Mais importante, a narrativa mesma desautoriza a ideia de que Jesus brandiu um flagellum. O instrumento foi confeccionado («poiesas») ali mesmo a partir de materiais disponíveis. Estes dificilmente incluiriam tiras de couro, fragmentos de ossos, ou pedaços de metal. Além disso, João diz que o chicote foi construído ex scoinion, “a partir de cordas”. Originalmente, essas eram juncos ou caniços, semelhantes ao material de ratã ou de vime. Esse material poderia estar disponível nos leitos dos animais, ou talvez já tivesse sido moldado em cordas ou em tranças. Além disso, scoinia pode referir as cordas de outro material, como no caso das linhas usadas para amarrar um bote a um navio maior, próprio para o mar em Atos 27, 32, o único outro uso no Novo Testamento. (A palavra é usada 28 vezes na Septuaginta para referir cordas, cordões, ou linhas de medida.) Em qualquer caso, o chicote manejado por Jesus era claramente um instrumento improvisado, que mal se compararia ao instrumento romano de tortura. (7)

NOTAS

(2) Jean Lasserre, «Un contresens tenace», Cahiers de la Réconciliation (outubro de 1967): 3-21, aqui 3: «Os pintores, os tapeceiros, os escritores, através dos séculos, comprazeram-se em descrever essa cena violenta que, por conseguinte, tornou-se uma das mais populares da vida de Jesus.»

(3) BDAG, 1064.

(4) A palavra deriva da forma do latim vulgar fragellum, em que o primeiro l em flagellum mudou para r por dissimilação. Ver Herbert Weir Smyth, Greek Grammar (Cambridge, Massachusetts: Harvard University Press,1956), 32, §129a; BDF, p. 4, §5, 1b e p.23, §41, 2 e J. H. Moulton e W. F. Howard, A Grammar of New Testament Greek, vol. 2, Accidence and Word Formation (Edimburgo: T&T Clark, 1920), 103.
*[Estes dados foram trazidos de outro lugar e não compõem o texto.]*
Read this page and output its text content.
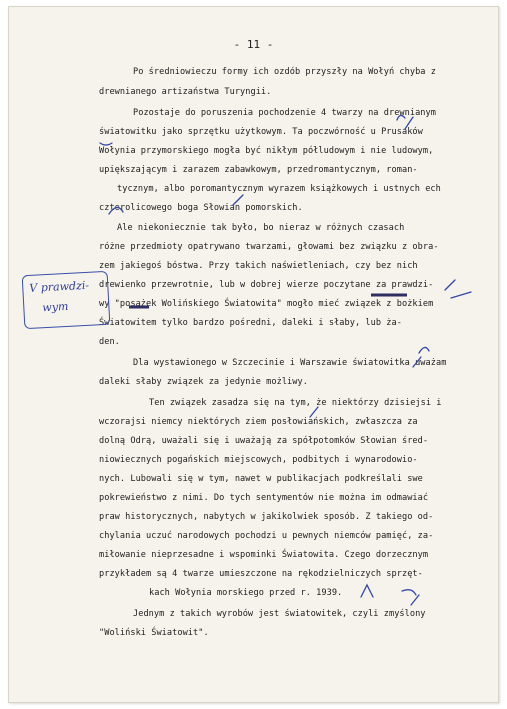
- 11 -
Po średniowieczu formy ich ozdób przyszły na Wołyń chyba z
drewnianego artizaństwa Turyngii.
Pozostaje do poruszenia pochodzenie 4 twarzy na drewnianym
światowitku jako sprzętku użytkowym. Ta poczwórność u Prusaków
Wołynia przymorskiego mogła być nikłym półludowym i nie ludowym,
upiększającym i zarazem zabawkowym, przedromantycznym, roman-
tycznym, albo poromantycznym wyrazem książkowych i ustnych ech
czterolicowego boga Słowian pomorskich.
Ale niekoniecznie tak było, bo nieraz w różnych czasach
różne przedmioty opatrywano twarzami, głowami bez związku z obra-
zem jakiegoś bóstwa. Przy takich naświetleniach, czy bez nich
drewienko przewrotnie, lub w dobrej wierze poczytane za prawdzi-
wy "posążek Wolińskiego Światowita" mogło mieć związek z bożkiem
Światowitem tylko bardzo pośredni, daleki i słaby, lub ża-
den.
Dla wystawionego w Szczecinie i Warszawie światowitka uważam
daleki słaby związek za jedynie możliwy.
Ten związek zasadza się na tym, że niektórzy dzisiejsi i
wczorajsi niemcy niektórych ziem posłowiańskich, zwłaszcza za
dolną Odrą, uważali się i uważają za spółpotomków Słowian śred-
niowiecznych pogańskich miejscowych, podbitych i wynarodowio-
nych. Lubowali się w tym, nawet w publikacjach podkreślali swe
pokrewieństwo z nimi. Do tych sentymentów nie można im odmawiać
praw historycznych, nabytych w jakikolwiek sposób. Z takiego od-
chylania uczuć narodowych pochodzi u pewnych niemców pamięć, za-
miłowanie nieprzesadne i wspominki Światowita. Czego dorzecznym
przykładem są 4 twarze umieszczone na rękodzielniczych sprzęt-
kach Wołynia morskiego przed r. 1939.
Jednym z takich wyrobów jest światowitek, czyli zmyślony
"Woliński Światowit".
V prawdzi-
wym
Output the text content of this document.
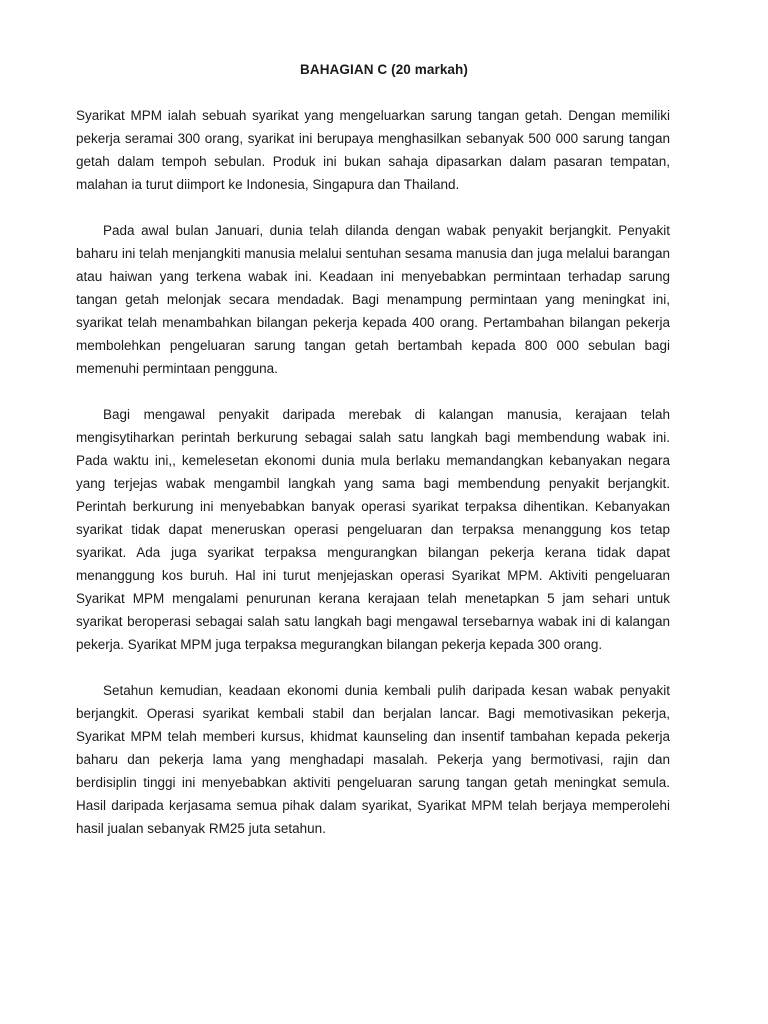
BAHAGIAN C (20 markah)

Syarikat MPM ialah sebuah syarikat yang mengeluarkan sarung tangan getah. Dengan memiliki pekerja seramai 300 orang, syarikat ini berupaya menghasilkan sebanyak 500 000 sarung tangan getah dalam tempoh sebulan. Produk ini bukan sahaja dipasarkan dalam pasaran tempatan, malahan ia turut diimport ke Indonesia, Singapura dan Thailand.

Pada awal bulan Januari, dunia telah dilanda dengan wabak penyakit berjangkit. Penyakit baharu ini telah menjangkiti manusia melalui sentuhan sesama manusia dan juga melalui barangan atau haiwan yang terkena wabak ini. Keadaan ini menyebabkan permintaan terhadap sarung tangan getah melonjak secara mendadak. Bagi menampung permintaan yang meningkat ini, syarikat telah menambahkan bilangan pekerja kepada 400 orang. Pertambahan bilangan pekerja membolehkan pengeluaran sarung tangan getah bertambah kepada 800 000 sebulan bagi memenuhi permintaan pengguna.

Bagi mengawal penyakit daripada merebak di kalangan manusia, kerajaan telah mengisytiharkan perintah berkurung sebagai salah satu langkah bagi membendung wabak ini. Pada waktu ini,, kemelesetan ekonomi dunia mula berlaku memandangkan kebanyakan negara yang terjejas wabak mengambil langkah yang sama bagi membendung penyakit berjangkit. Perintah berkurung ini menyebabkan banyak operasi syarikat terpaksa dihentikan. Kebanyakan syarikat tidak dapat meneruskan operasi pengeluaran dan terpaksa menanggung kos tetap syarikat. Ada juga syarikat terpaksa mengurangkan bilangan pekerja kerana tidak dapat menanggung kos buruh. Hal ini turut menjejaskan operasi Syarikat MPM. Aktiviti pengeluaran Syarikat MPM mengalami penurunan kerana kerajaan telah menetapkan 5 jam sehari untuk syarikat beroperasi sebagai salah satu langkah bagi mengawal tersebarnya wabak ini di kalangan pekerja. Syarikat MPM juga terpaksa megurangkan bilangan pekerja kepada 300 orang.

Setahun kemudian, keadaan ekonomi dunia kembali pulih daripada kesan wabak penyakit berjangkit. Operasi syarikat kembali stabil dan berjalan lancar. Bagi memotivasikan pekerja, Syarikat MPM telah memberi kursus, khidmat kaunseling dan insentif tambahan kepada pekerja baharu dan pekerja lama yang menghadapi masalah. Pekerja yang bermotivasi, rajin dan berdisiplin tinggi ini menyebabkan aktiviti pengeluaran sarung tangan getah meningkat semula. Hasil daripada kerjasama semua pihak dalam syarikat, Syarikat MPM telah berjaya memperolehi hasil jualan sebanyak RM25 juta setahun.
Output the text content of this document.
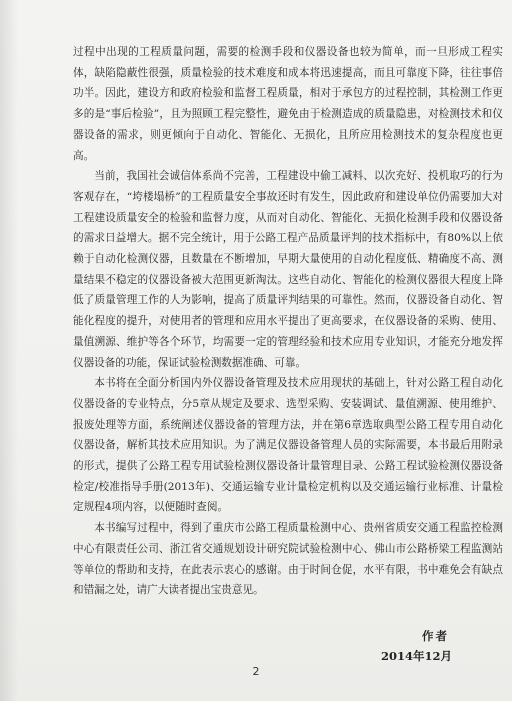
过程中出现的工程质量问题，需要的检测手段和仪器设备也较为简单，而一旦形成工程实体，缺陷隐蔽性很强，质量检验的技术难度和成本将迅速提高，而且可靠度下降，往往事倍功半。因此，建设方和政府检验和监督工程质量，相对于承包方的过程控制，其检测工作更多的是“事后检验”，且为照顾工程完整性，避免由于检测造成的质量隐患，对检测技术和仪器设备的需求，则更倾向于自动化、智能化、无损化，且所应用检测技术的复杂程度也更高。

当前，我国社会诚信体系尚不完善，工程建设中偷工减料、以次充好、投机取巧的行为客观存在，“垮楼塌桥”的工程质量安全事故还时有发生，因此政府和建设单位仍需要加大对工程建设质量安全的检验和监督力度，从而对自动化、智能化、无损化检测手段和仪器设备的需求日益增大。据不完全统计，用于公路工程产品质量评判的技术指标中，有80%以上依赖于自动化检测仪器，且数量在不断增加，早期大量使用的自动化程度低、精确度不高、测量结果不稳定的仪器设备被大范围更新淘汰。这些自动化、智能化的检测仪器很大程度上降低了质量管理工作的人为影响，提高了质量评判结果的可靠性。然而，仪器设备自动化、智能化程度的提升，对使用者的管理和应用水平提出了更高要求，在仪器设备的采购、使用、量值溯源、维护等各个环节，均需要一定的管理经验和技术应用专业知识，才能充分地发挥仪器设备的功能，保证试验检测数据准确、可靠。

本书将在全面分析国内外仪器设备管理及技术应用现状的基础上，针对公路工程自动化仪器设备的专业特点，分5章从规定及要求、选型采购、安装调试、量值溯源、使用维护、报废处理等方面，系统阐述仪器设备的管理方法，并在第6章选取典型公路工程专用自动化仪器设备，解析其技术应用知识。为了满足仪器设备管理人员的实际需要，本书最后用附录的形式，提供了公路工程专用试验检测仪器设备计量管理目录、公路工程试验检测仪器设备检定/校准指导手册(2013年)、交通运输专业计量检定机构以及交通运输行业标准、计量检定规程4项内容，以便随时查阅。

本书编写过程中，得到了重庆市公路工程质量检测中心、贵州省质安交通工程监控检测中心有限责任公司、浙江省交通规划设计研究院试验检测中心、佛山市公路桥梁工程监测站等单位的帮助和支持，在此表示衷心的感谢。由于时间仓促，水平有限，书中难免会有缺点和错漏之处，请广大读者提出宝贵意见。

作者
2014年12月
2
(5) Raymond E. Brown, The Gospel according to John: Introduction, Translation, and Notes (2 vols.; AB 29, 29A; Garden City, NY: Doubleday, 1966,1970), 1:115; Craig S. Keener, The Gospel of John: A Commentary (2 vols.; Peabody, MA: Hendrickson, 2003), 1:521; e Rudolf Schnackenburg, The Gospel according to St. John (3 vols.; Nova York: Crossroad, 1982-90), 1:346.

(6) F. F. Bruce, The Gospel of John: Introduction, Exposition, and Notes (Grand Rapids: Eerdmans, 1983), 75. Analogamente, Martin Hengel afirma: «Embora esse acontecimento não possa ser reconstruído em detalhes, ele obviamente não pode ter sido muito tumultuoso, pois a guarnição estacionada em Antonia certamente teria interferido» (The Zealots: Investigations into the Jewish Freedom Movement in the Period from Herod I until 70 A.D. [Edimburgo: T&T Clark, 1989], 216).

(7) M.-J Lagrange, Évangile selon Saint Jean (EBib, 5a ed.; Paris: Gabalda, 1936), 65: «Ele não tem nada do temível instrumento de suplício usado em Jesus (Marcos 15, 15)».

Pombas

Jesus põe para fora os animais sacrificiais e não os usa para purificar o templo; faz o gesto, apenas, indicando: isso aí agora acabou, vamos tirar daqui a bicharada. E ainda arremata virando as mesas dos cambistas.

Por que o Evangelho reportaria a fala de Jesus aos vendedores de pombas, especificamente? Ora, por causa da pomba que aparece em seu próprio batismo, simbolizando o Espírito Santo; porque Jesus agora é o próprio templo; porque as pombas eram usadas pelos pobres; e para cumprir a profecia do último versículo do profeta Zacarias:

…naquele dia não haverá mais vendedores na casa de Deus…

(Isso é muito mais interessante do que imaginar aquele Jesus revoltadaço do Twitter dando bronca em geral.)

Sinais messiânicos

17 Lembraram-se então os seus discípulos do que está escrito: O zelo da tua casa me consome (Sl 68,10).18 Perguntaram-lhe os judeus: Que sinal nos apresentas tu, para procederes deste modo? 19 Respondeu-lhes Jesus: Destruí vós este templo, e eu o reerguerei em três dias. 20 Os judeus replicaram: Em quarenta e seis anos foi edificado este templo, e tu hás de levantá-lo em três dias?! 21 Mas ele falava do templo do seu corpo.22 Depois que ressurgiu dos mortos, os seus discípulos lembraram-se destas palavras e creram na Escritura e na palavra de Jesus.

James explica que os judeus fazem a pergunta não como o puliça cheio de otoridade que vem perguntar, já batendo o cassetete na palma da mão: «Que zorra é essa, pode explicar?!», mas como quem entende muito bem o que Jesus está fazendo, e quer saber: vem cá, o senhor está fazendo o que eu acho que o senhor está fazendo?

Reproduzo a frase do James aos 9m46s: «O que ele está fazendo é, muito obviamente, juntar uma série de profecias de cumprimento messiânico, e, naturalmente, eles querem entender melhor; não é uma pergunta idiota.»

Ou seja: um pregador chega com seus discípulos ao Templo, dá um trollada de mestre no dia de festa, agindo como se fosse o Messias, encenando com conhecimento alguns versículos importantes. Não por acaso, esse teria sido um dos episódios que precipitariam a Paixão.

O zelo da tua casa me consome

Sem querer dar spoiler, se o leitor tem alguma familiaridade com o cristianismo, já sabe que Jesus se refere à própria ressurreição ao falar do templo que será levantado em três dias.

Agora, tudo bem se o leitor, como eu, até anteontem, achar muito obscuro esse trecho da vida de Jesus. Até os discípulos, que lá estavam, só foram entender depois da morte do mestre o que significava, além de tudo, terem recordado naquela hora o versículo «O zelo da tua casa me consome».

Era algo bastante literal: Jesus logo seria consumido, morto, justamente por seu zelo.